Saturday, December 24, 2005
PMR (lower secondary assessment) results were out this past Thursday. No. 1 didn't appear to be overly excited over this. After returning from youth camp with his dad, he went to school on Thursday afternoon to collect his result slip. Hubby rang me to tell me the news.
Me : He's got 1A? (I was only certain that he'd get an A for his English, at best 3As out of 8).
Hubby : 5.
Me : FIVE?
Hubby : Why you got no faith in your son?
I've got faith in him all right, that he'll get between one to three As. I didn't want to expect too much from him as I didn't want to be disappointed. Moreover, his performance in his term exams hadn't been exactly inspiring. I read in the papers about the girl who cried at getting 6As and 1B because she expected to get straight As. As for us, 5As is great news because no. 1 had done better than expected.
When we heard news of others faring better (a niece got straight As, another friend got 6As and yet another 7As out of 8), no. 1 asked if I was going to start comparing him with them. I told him that if I'd wanted to do so, I wouldn't have been happy with the 5As he obtained.

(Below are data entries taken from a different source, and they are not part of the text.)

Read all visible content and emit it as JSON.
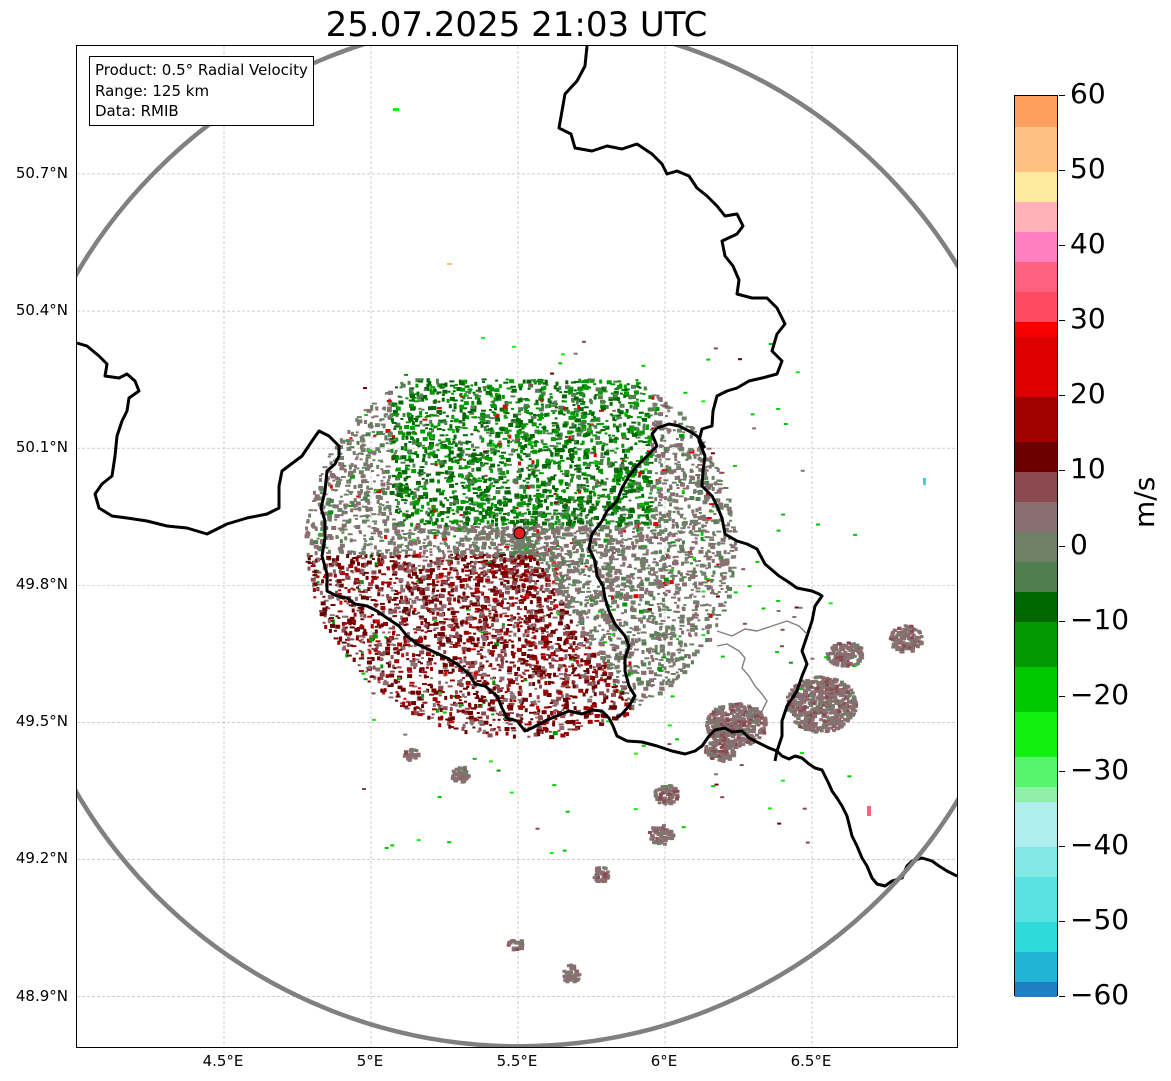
{
  "title": "25.07.2025 21:03 UTC",
  "info_box": {
    "product": "Product: 0.5° Radial Velocity",
    "range": "Range: 125 km",
    "data": "Data: RMIB"
  },
  "axes": {
    "lat_labels": [
      "50.7°N",
      "50.4°N",
      "50.1°N",
      "49.8°N",
      "49.5°N",
      "49.2°N",
      "48.9°N"
    ],
    "lon_labels": [
      "4.5°E",
      "5°E",
      "5.5°E",
      "6°E",
      "6.5°E"
    ],
    "lat_values": [
      50.7,
      50.4,
      50.1,
      49.8,
      49.5,
      49.2,
      48.9
    ],
    "lon_values": [
      4.5,
      5.0,
      5.5,
      6.0,
      6.5
    ],
    "lon_range": [
      4.0,
      7.0
    ],
    "lat_range": [
      48.8,
      51.0
    ]
  },
  "radar": {
    "site_lon": 5.505,
    "site_lat": 49.914,
    "range_km": 125,
    "marker_color": "#e11d1d"
  },
  "colorbar": {
    "unit": "m/s",
    "min": -60,
    "max": 60,
    "tick_values": [
      60,
      50,
      40,
      30,
      20,
      10,
      0,
      -10,
      -20,
      -30,
      -40,
      -50,
      -60
    ],
    "tick_labels": [
      "60",
      "50",
      "40",
      "30",
      "20",
      "10",
      "0",
      "−10",
      "−20",
      "−30",
      "−40",
      "−50",
      "−60"
    ],
    "stops": [
      {
        "from": -60,
        "to": -58,
        "color": "#1f7fc4"
      },
      {
        "from": -58,
        "to": -54,
        "color": "#22b4d4"
      },
      {
        "from": -54,
        "to": -50,
        "color": "#2edada"
      },
      {
        "from": -50,
        "to": -44,
        "color": "#58e2e2"
      },
      {
        "from": -44,
        "to": -40,
        "color": "#82e8e6"
      },
      {
        "from": -40,
        "to": -34,
        "color": "#aeefee"
      },
      {
        "from": -34,
        "to": -32,
        "color": "#90f0a8"
      },
      {
        "from": -32,
        "to": -28,
        "color": "#55f570"
      },
      {
        "from": -28,
        "to": -22,
        "color": "#11f011"
      },
      {
        "from": -22,
        "to": -16,
        "color": "#00c800"
      },
      {
        "from": -16,
        "to": -10,
        "color": "#009a00"
      },
      {
        "from": -10,
        "to": -6,
        "color": "#006800"
      },
      {
        "from": -6,
        "to": -2,
        "color": "#4f7f4f"
      },
      {
        "from": -2,
        "to": 2,
        "color": "#6f8068"
      },
      {
        "from": 2,
        "to": 6,
        "color": "#8a6f72"
      },
      {
        "from": 6,
        "to": 10,
        "color": "#8a4a50"
      },
      {
        "from": 10,
        "to": 14,
        "color": "#6a0000"
      },
      {
        "from": 14,
        "to": 20,
        "color": "#a00000"
      },
      {
        "from": 20,
        "to": 28,
        "color": "#dd0000"
      },
      {
        "from": 28,
        "to": 30,
        "color": "#f80000"
      },
      {
        "from": 30,
        "to": 34,
        "color": "#ff4a60"
      },
      {
        "from": 34,
        "to": 38,
        "color": "#ff6080"
      },
      {
        "from": 38,
        "to": 42,
        "color": "#ff80c0"
      },
      {
        "from": 42,
        "to": 46,
        "color": "#ffb0b8"
      },
      {
        "from": 46,
        "to": 50,
        "color": "#ffe8a0"
      },
      {
        "from": 50,
        "to": 56,
        "color": "#ffc080"
      },
      {
        "from": 56,
        "to": 60,
        "color": "#ffa060"
      }
    ]
  },
  "colors": {
    "range_ring": "#808080",
    "border": "#000000",
    "sub_border": "#808080",
    "grid": "#b0b0b0"
  }
}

It's human nature to want to compare our children with others who've done better. This is a favourite refrain amongst parents :
"Why can't you be like so-and-so who
1. got straight As
2. is a debating champion
3. is a state basketball player
4. wrote a book in his teens
5. won the essay writing competition
Sometimes I do it too but hubby is always quick to remind me that the only comparison we should make of our kids is to compare themselves with themselves. The comparison shouldn't be external but internal. If you're capable of getting an A but you only got a C, then you've done a lousy job. On the other hand, if your level of competency is such that a C is the norm, then getting a B is reason to rejoice.
If we parents insist on comparing our kids with others, then we shouldn't just compare them with those who are better but those who are worse off too. Then, we won't be so demanding on our kids.
But then again, the word "demanding" can be construed differently by parents and children. That's another story altogether.